Friday, March 29, 2013
I'm happier than I should be for a Good Friday.
Today I got my hair cut for the first time in 6 months...and for the first time since I really felt awesome about all of my progress. Then I went and bought my first tube of bright red lipstick (over 30 and I've never worn red lipstick - a crime). I've got a new ($20) pair of skinny jeans on in a super small size, I'm wearing a floaty tank top that actually hangs right instead of running into lumps and bumps, and I wore heels all day to run errands without my feet hurting.
So many little things, but they add up to make one of the best days I've ever had. I have been struggling to see my results again - my eyes started seeing the old me again, and I felt so frustrated because I thought I was backsliding. Turns out that my brain was just playing tricks on me yet again!
I wish I could come have coffee with each of you who are earlier in your journeys and tell you that it is so worth it to keep going.
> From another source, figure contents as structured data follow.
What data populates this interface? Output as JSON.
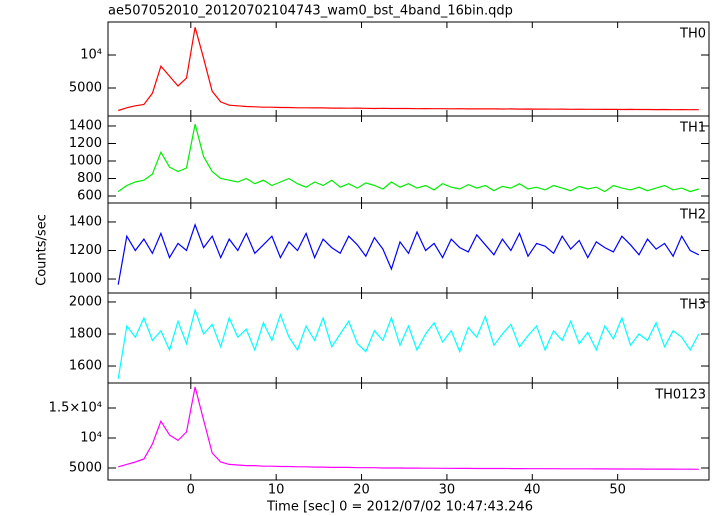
{
  "title": "ae507052010_20120702104743_wam0_bst_4band_16bin.qdp",
  "x_label": "Time [sec] 0 = 2012/07/02 10:47:43.246",
  "y_label": "Counts/sec",
  "chart_data": [
    {
      "type": "line",
      "xlim": [
        -9.7,
        60.7
      ],
      "xticks": [
        0,
        10,
        20,
        30,
        40,
        50
      ],
      "ylim": [
        760,
        15000
      ],
      "yticks": [
        5000,
        {
          "value": 10000,
          "label": "10⁴"
        }
      ],
      "x": [
        -8.5,
        -7.5,
        -6.5,
        -5.5,
        -4.5,
        -3.5,
        -2.5,
        -1.5,
        -0.5,
        0.5,
        1.5,
        2.5,
        3.5,
        4.5,
        5.5,
        6.5,
        7.5,
        8.5,
        9.5,
        10.5,
        11.5,
        12.5,
        13.5,
        14.5,
        15.5,
        16.5,
        17.5,
        18.5,
        19.5,
        20.5,
        21.5,
        22.5,
        23.5,
        24.5,
        25.5,
        26.5,
        27.5,
        28.5,
        29.5,
        30.5,
        31.5,
        32.5,
        33.5,
        34.5,
        35.5,
        36.5,
        37.5,
        38.5,
        39.5,
        40.5,
        41.5,
        42.5,
        43.5,
        44.5,
        45.5,
        46.5,
        47.5,
        48.5,
        49.5,
        50.5,
        51.5,
        52.5,
        53.5,
        54.5,
        55.5,
        56.5,
        57.5,
        58.5,
        59.5
      ],
      "series": [
        {
          "name": "TH0",
          "color": "#ff0000",
          "values": [
            1600,
            2000,
            2300,
            2500,
            4200,
            8300,
            6800,
            5300,
            6500,
            14200,
            9500,
            4500,
            2900,
            2400,
            2300,
            2200,
            2150,
            2100,
            2100,
            2050,
            2050,
            2000,
            2000,
            1980,
            1990,
            1950,
            1960,
            1940,
            1950,
            1920,
            1900,
            1920,
            1900,
            1890,
            1900,
            1870,
            1880,
            1860,
            1870,
            1850,
            1860,
            1840,
            1850,
            1830,
            1840,
            1820,
            1830,
            1810,
            1820,
            1800,
            1810,
            1790,
            1800,
            1780,
            1790,
            1770,
            1780,
            1760,
            1770,
            1750,
            1760,
            1740,
            1750,
            1730,
            1740,
            1720,
            1730,
            1710,
            1720
          ]
        }
      ]
    },
    {
      "type": "line",
      "xlim": [
        -9.7,
        60.7
      ],
      "xticks": [
        0,
        10,
        20,
        30,
        40,
        50
      ],
      "ylim": [
        520,
        1514
      ],
      "yticks": [
        600,
        800,
        1000,
        1200,
        1400
      ],
      "x": [
        -8.5,
        -7.5,
        -6.5,
        -5.5,
        -4.5,
        -3.5,
        -2.5,
        -1.5,
        -0.5,
        0.5,
        1.5,
        2.5,
        3.5,
        4.5,
        5.5,
        6.5,
        7.5,
        8.5,
        9.5,
        10.5,
        11.5,
        12.5,
        13.5,
        14.5,
        15.5,
        16.5,
        17.5,
        18.5,
        19.5,
        20.5,
        21.5,
        22.5,
        23.5,
        24.5,
        25.5,
        26.5,
        27.5,
        28.5,
        29.5,
        30.5,
        31.5,
        32.5,
        33.5,
        34.5,
        35.5,
        36.5,
        37.5,
        38.5,
        39.5,
        40.5,
        41.5,
        42.5,
        43.5,
        44.5,
        45.5,
        46.5,
        47.5,
        48.5,
        49.5,
        50.5,
        51.5,
        52.5,
        53.5,
        54.5,
        55.5,
        56.5,
        57.5,
        58.5,
        59.5
      ],
      "series": [
        {
          "name": "TH1",
          "color": "#00ee00",
          "values": [
            650,
            720,
            760,
            780,
            850,
            1100,
            930,
            880,
            920,
            1420,
            1050,
            880,
            800,
            780,
            760,
            800,
            740,
            780,
            720,
            760,
            800,
            740,
            700,
            760,
            720,
            780,
            700,
            740,
            690,
            750,
            720,
            680,
            760,
            700,
            740,
            690,
            720,
            670,
            740,
            700,
            680,
            730,
            690,
            720,
            660,
            710,
            690,
            740,
            680,
            700,
            670,
            720,
            690,
            660,
            710,
            680,
            700,
            650,
            720,
            690,
            670,
            700,
            660,
            690,
            720,
            670,
            690,
            650,
            680
          ]
        }
      ]
    },
    {
      "type": "line",
      "xlim": [
        -9.7,
        60.7
      ],
      "xticks": [
        0,
        10,
        20,
        30,
        40,
        50
      ],
      "ylim": [
        902,
        1533
      ],
      "yticks": [
        1000,
        1200,
        1400
      ],
      "x": [
        -8.5,
        -7.5,
        -6.5,
        -5.5,
        -4.5,
        -3.5,
        -2.5,
        -1.5,
        -0.5,
        0.5,
        1.5,
        2.5,
        3.5,
        4.5,
        5.5,
        6.5,
        7.5,
        8.5,
        9.5,
        10.5,
        11.5,
        12.5,
        13.5,
        14.5,
        15.5,
        16.5,
        17.5,
        18.5,
        19.5,
        20.5,
        21.5,
        22.5,
        23.5,
        24.5,
        25.5,
        26.5,
        27.5,
        28.5,
        29.5,
        30.5,
        31.5,
        32.5,
        33.5,
        34.5,
        35.5,
        36.5,
        37.5,
        38.5,
        39.5,
        40.5,
        41.5,
        42.5,
        43.5,
        44.5,
        45.5,
        46.5,
        47.5,
        48.5,
        49.5,
        50.5,
        51.5,
        52.5,
        53.5,
        54.5,
        55.5,
        56.5,
        57.5,
        58.5,
        59.5
      ],
      "series": [
        {
          "name": "TH2",
          "color": "#0000ff",
          "values": [
            960,
            1300,
            1200,
            1280,
            1180,
            1320,
            1150,
            1250,
            1200,
            1380,
            1220,
            1300,
            1150,
            1280,
            1200,
            1320,
            1180,
            1240,
            1300,
            1150,
            1260,
            1200,
            1320,
            1150,
            1280,
            1220,
            1180,
            1300,
            1240,
            1160,
            1290,
            1210,
            1070,
            1260,
            1180,
            1330,
            1200,
            1250,
            1150,
            1280,
            1220,
            1190,
            1310,
            1240,
            1170,
            1280,
            1200,
            1320,
            1160,
            1250,
            1230,
            1180,
            1300,
            1210,
            1270,
            1150,
            1260,
            1220,
            1190,
            1300,
            1240,
            1170,
            1280,
            1210,
            1250,
            1160,
            1300,
            1200,
            1170
          ]
        }
      ]
    },
    {
      "type": "line",
      "xlim": [
        -9.7,
        60.7
      ],
      "xticks": [
        0,
        10,
        20,
        30,
        40,
        50
      ],
      "ylim": [
        1494,
        2056
      ],
      "yticks": [
        1600,
        1800,
        2000
      ],
      "x": [
        -8.5,
        -7.5,
        -6.5,
        -5.5,
        -4.5,
        -3.5,
        -2.5,
        -1.5,
        -0.5,
        0.5,
        1.5,
        2.5,
        3.5,
        4.5,
        5.5,
        6.5,
        7.5,
        8.5,
        9.5,
        10.5,
        11.5,
        12.5,
        13.5,
        14.5,
        15.5,
        16.5,
        17.5,
        18.5,
        19.5,
        20.5,
        21.5,
        22.5,
        23.5,
        24.5,
        25.5,
        26.5,
        27.5,
        28.5,
        29.5,
        30.5,
        31.5,
        32.5,
        33.5,
        34.5,
        35.5,
        36.5,
        37.5,
        38.5,
        39.5,
        40.5,
        41.5,
        42.5,
        43.5,
        44.5,
        45.5,
        46.5,
        47.5,
        48.5,
        49.5,
        50.5,
        51.5,
        52.5,
        53.5,
        54.5,
        55.5,
        56.5,
        57.5,
        58.5,
        59.5
      ],
      "series": [
        {
          "name": "TH3",
          "color": "#00ffff",
          "values": [
            1520,
            1850,
            1780,
            1900,
            1760,
            1820,
            1700,
            1880,
            1740,
            1950,
            1800,
            1860,
            1720,
            1900,
            1780,
            1830,
            1700,
            1870,
            1760,
            1920,
            1780,
            1700,
            1850,
            1760,
            1900,
            1720,
            1800,
            1880,
            1740,
            1690,
            1820,
            1760,
            1900,
            1730,
            1850,
            1700,
            1800,
            1870,
            1750,
            1820,
            1690,
            1840,
            1780,
            1910,
            1730,
            1800,
            1860,
            1720,
            1790,
            1850,
            1700,
            1820,
            1760,
            1880,
            1740,
            1810,
            1700,
            1850,
            1770,
            1900,
            1730,
            1800,
            1760,
            1870,
            1720,
            1820,
            1780,
            1700,
            1800
          ]
        }
      ]
    },
    {
      "type": "line",
      "xlim": [
        -9.7,
        60.7
      ],
      "xticks": [
        0,
        10,
        20,
        30,
        40,
        50
      ],
      "ylim": [
        3000,
        19167
      ],
      "yticks": [
        5000,
        {
          "value": 10000,
          "label": "10⁴"
        },
        {
          "value": 15000,
          "label": "1.5×10⁴"
        }
      ],
      "x": [
        -8.5,
        -7.5,
        -6.5,
        -5.5,
        -4.5,
        -3.5,
        -2.5,
        -1.5,
        -0.5,
        0.5,
        1.5,
        2.5,
        3.5,
        4.5,
        5.5,
        6.5,
        7.5,
        8.5,
        9.5,
        10.5,
        11.5,
        12.5,
        13.5,
        14.5,
        15.5,
        16.5,
        17.5,
        18.5,
        19.5,
        20.5,
        21.5,
        22.5,
        23.5,
        24.5,
        25.5,
        26.5,
        27.5,
        28.5,
        29.5,
        30.5,
        31.5,
        32.5,
        33.5,
        34.5,
        35.5,
        36.5,
        37.5,
        38.5,
        39.5,
        40.5,
        41.5,
        42.5,
        43.5,
        44.5,
        45.5,
        46.5,
        47.5,
        48.5,
        49.5,
        50.5,
        51.5,
        52.5,
        53.5,
        54.5,
        55.5,
        56.5,
        57.5,
        58.5,
        59.5
      ],
      "series": [
        {
          "name": "TH0123",
          "color": "#ff00ff",
          "values": [
            5200,
            5600,
            6000,
            6500,
            9000,
            12800,
            10500,
            9600,
            11000,
            18500,
            13000,
            7500,
            6000,
            5600,
            5500,
            5400,
            5400,
            5300,
            5300,
            5250,
            5250,
            5200,
            5200,
            5150,
            5150,
            5100,
            5100,
            5100,
            5050,
            5050,
            5050,
            5000,
            5000,
            5000,
            4980,
            4980,
            4960,
            4960,
            4950,
            4950,
            4940,
            4940,
            4920,
            4920,
            4910,
            4910,
            4900,
            4900,
            4890,
            4890,
            4880,
            4880,
            4870,
            4870,
            4860,
            4860,
            4850,
            4850,
            4840,
            4840,
            4830,
            4830,
            4820,
            4820,
            4810,
            4810,
            4800,
            4800,
            4790
          ]
        }
      ]
    }
  ]
}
It took me more than a decade to sort out the mental part of this transformation journey (do thoughts have weight? sure seems like it sometimes) and, once I found a combination of food and exercise that was healthy for me, almost two years to lose the 40+ pounds I have lost on this last (and final!!) round of weight loss so far. Every struggle along the way made me stronger in the end. Every ounce I lost eventually added up, even when it felt like nothing was moving forward. It doesn't have to happen on any schedule. You don't have to do it the way anyone else did it. You just have to do what really works for you to make yourself the best you that you can be. Never give up.
I am trying hard to get comfortable in my new skin and believe that I've really made it this far, but every big change that comes along in my life makes me re-examine my progress. (I even had a dream this week in which I argued with an ex that I had changed a lot, and I pulled out a stack of old pants to prove it!) Meanwhile, in real life I have done another closet purge and packed up three huge shopping bags of clothes that just don't work any more and can't be tailored down. I decided I was happier with three pairs of well-fitting pants than a rack full of too-big pants that reminded me of darker days.
Happy Easter and happy spring, sparkfamily.